Я присел рядом с ней на камень. Сухой горячий ветер шевелил вокруг нас души умерших, которые уже почти ничего не чувствовали, но все же тянулись ко мне, как к источнику живого тепла. Не самое приятное ощущение. И я решил, что мне, пожалуй, следует избегать Смерти как можно дольше.
– Я тут шел мимо и решил, что надо бы зайти, поздороваться с тобой, – пояснил я. – Как у тебя дела, дочка?
Хель не ответила, лишь удивленно приподняла единственную живую бровь.
– Так как дела-то?
– Хорошо… папа. Ты же видел мою страну. Как она тебе, кстати?
– Хм… весьма занятное место.
Она презрительно фыркнула.
– Ты так думаешь? По-твоему это занятно – торчать тут дни и ночи напролет в окружении мертвых? Вряд ли это такое уж увлекательное занятие.
– Ну, это же работа, – возразил я, – она и не должна так уж увлекать. Во всяком случае, сначала.
– Ты хочешь сказать, что дальше будет еще увлекательнее?
Я пожал плечами. Сказать мне было нечего.

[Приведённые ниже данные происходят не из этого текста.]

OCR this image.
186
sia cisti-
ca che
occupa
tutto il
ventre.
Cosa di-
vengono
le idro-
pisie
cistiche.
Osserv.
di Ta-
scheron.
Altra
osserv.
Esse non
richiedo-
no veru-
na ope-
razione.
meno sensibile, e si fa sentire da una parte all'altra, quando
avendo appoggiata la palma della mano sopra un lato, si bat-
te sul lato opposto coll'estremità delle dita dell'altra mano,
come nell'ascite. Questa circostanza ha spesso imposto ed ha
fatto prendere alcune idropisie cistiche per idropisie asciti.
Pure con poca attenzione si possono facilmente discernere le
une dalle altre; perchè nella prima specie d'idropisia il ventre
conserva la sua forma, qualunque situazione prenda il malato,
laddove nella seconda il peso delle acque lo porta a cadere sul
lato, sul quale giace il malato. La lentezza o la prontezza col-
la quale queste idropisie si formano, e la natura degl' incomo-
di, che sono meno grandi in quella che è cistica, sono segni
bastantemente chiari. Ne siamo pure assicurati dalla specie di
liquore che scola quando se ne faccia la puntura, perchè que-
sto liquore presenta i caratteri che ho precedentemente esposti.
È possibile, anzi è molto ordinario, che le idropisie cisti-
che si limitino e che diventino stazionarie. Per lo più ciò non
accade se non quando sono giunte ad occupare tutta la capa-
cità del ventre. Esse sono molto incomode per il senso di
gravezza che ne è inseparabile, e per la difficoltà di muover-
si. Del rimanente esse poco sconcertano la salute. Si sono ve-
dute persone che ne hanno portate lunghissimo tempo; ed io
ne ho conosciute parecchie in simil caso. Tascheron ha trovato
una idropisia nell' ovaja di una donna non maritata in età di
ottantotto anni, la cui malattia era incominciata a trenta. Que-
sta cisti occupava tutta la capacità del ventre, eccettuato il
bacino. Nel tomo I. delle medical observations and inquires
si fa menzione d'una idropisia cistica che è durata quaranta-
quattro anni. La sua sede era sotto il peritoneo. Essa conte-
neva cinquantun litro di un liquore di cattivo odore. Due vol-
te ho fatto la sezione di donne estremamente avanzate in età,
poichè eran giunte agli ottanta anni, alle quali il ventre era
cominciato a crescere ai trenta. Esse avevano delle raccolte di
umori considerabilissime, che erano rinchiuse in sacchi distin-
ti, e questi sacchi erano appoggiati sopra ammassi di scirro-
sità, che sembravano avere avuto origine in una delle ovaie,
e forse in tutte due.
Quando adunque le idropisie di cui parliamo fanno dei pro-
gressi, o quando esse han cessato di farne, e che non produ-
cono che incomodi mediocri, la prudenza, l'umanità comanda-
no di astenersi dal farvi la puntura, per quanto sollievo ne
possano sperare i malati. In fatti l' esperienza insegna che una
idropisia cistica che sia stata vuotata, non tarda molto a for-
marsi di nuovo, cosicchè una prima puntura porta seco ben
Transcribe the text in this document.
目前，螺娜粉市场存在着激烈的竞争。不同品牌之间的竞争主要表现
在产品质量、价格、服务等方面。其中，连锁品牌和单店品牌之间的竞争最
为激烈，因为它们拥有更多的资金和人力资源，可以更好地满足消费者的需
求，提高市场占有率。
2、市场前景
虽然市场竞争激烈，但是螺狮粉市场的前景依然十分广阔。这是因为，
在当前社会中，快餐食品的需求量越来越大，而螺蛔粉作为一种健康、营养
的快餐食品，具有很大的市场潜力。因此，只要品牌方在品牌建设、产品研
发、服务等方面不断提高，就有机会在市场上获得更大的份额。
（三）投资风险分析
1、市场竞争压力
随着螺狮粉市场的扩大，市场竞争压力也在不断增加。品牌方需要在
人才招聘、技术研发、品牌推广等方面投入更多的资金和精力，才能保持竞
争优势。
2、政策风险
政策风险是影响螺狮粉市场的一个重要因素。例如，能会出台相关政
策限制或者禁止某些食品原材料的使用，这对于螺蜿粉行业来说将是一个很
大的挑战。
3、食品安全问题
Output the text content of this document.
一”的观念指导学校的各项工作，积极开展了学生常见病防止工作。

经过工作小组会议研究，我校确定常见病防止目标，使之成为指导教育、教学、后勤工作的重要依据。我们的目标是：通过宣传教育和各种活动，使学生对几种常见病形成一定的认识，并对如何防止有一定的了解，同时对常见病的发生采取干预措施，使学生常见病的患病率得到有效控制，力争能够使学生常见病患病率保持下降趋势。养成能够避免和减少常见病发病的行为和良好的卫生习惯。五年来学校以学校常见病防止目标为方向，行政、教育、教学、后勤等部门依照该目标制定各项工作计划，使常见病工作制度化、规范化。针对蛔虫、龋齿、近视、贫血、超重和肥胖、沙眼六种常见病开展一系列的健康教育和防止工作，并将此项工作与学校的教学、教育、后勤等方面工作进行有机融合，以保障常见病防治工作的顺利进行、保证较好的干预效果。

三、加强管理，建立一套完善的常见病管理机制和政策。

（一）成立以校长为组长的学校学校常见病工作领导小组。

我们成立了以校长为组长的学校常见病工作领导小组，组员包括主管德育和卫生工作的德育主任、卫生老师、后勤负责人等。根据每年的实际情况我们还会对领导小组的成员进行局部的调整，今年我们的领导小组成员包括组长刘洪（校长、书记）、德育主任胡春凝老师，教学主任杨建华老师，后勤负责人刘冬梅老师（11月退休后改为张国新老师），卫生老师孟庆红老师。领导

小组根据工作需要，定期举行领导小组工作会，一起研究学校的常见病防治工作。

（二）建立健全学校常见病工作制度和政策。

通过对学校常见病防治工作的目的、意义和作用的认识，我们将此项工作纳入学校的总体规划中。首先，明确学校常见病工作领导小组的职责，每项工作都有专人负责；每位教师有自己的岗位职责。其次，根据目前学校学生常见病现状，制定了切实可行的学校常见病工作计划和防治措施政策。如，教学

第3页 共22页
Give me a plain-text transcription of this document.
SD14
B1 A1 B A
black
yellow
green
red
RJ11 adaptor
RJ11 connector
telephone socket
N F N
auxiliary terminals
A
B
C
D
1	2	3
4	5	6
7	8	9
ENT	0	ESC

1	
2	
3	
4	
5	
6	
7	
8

– По-моему, все эти рассуждения – полная ерунда, – заметила Хель. – Ты лучше прямо говори, что тебе нужно?
– Обижаешь! Почему ты решила, что мне что-то нужно? Я просто хотел навестить собственную дочь и…
– Что-то ты раньше никогда меня не навещал, – засомневалась Хель. – И потом, я заметила птиц вашего Генерала – они тут всего несколько часов назад летали. Ты наверняка хочешь знать, зачем они сюда явились.
Я усмехнулся.
– Возможно. Я их тоже видел.
Хель отвернулась, предоставив мне возможность созерцать мертвую половину ее лица. Ее незрячий глаз, поблескивавшей в окостенелой глазнице, выглядел поистине ужасно и пробуждал в душе самые мрачные чувства. А поясок, сплетенный из рунических заклятий, которым Хель перетянула свою тонкую талию, тотчас же вызвал в моей душе неприятные воспоминания о магическом кнуте Скади.
– Никто из вас не является полностью неуязвимым для Смерти! – возвестила вдруг Хель на редкость противным, каким-то скрежещущим голосом. – И твоему Генералу это прекрасно известно. В конце концов Смерть забирает каждого. Герои, негодяи и даже боги – все когда-нибудь обратятся в прах. Даже твой Генерал, – прибавила она, перебирая тонкими пальцами свой магический поясок. – Однажды Смерть придет и за ним, и тогда ничего не останется ни от него самого, ни от вашего Асгарда, ни от тебя, папочка.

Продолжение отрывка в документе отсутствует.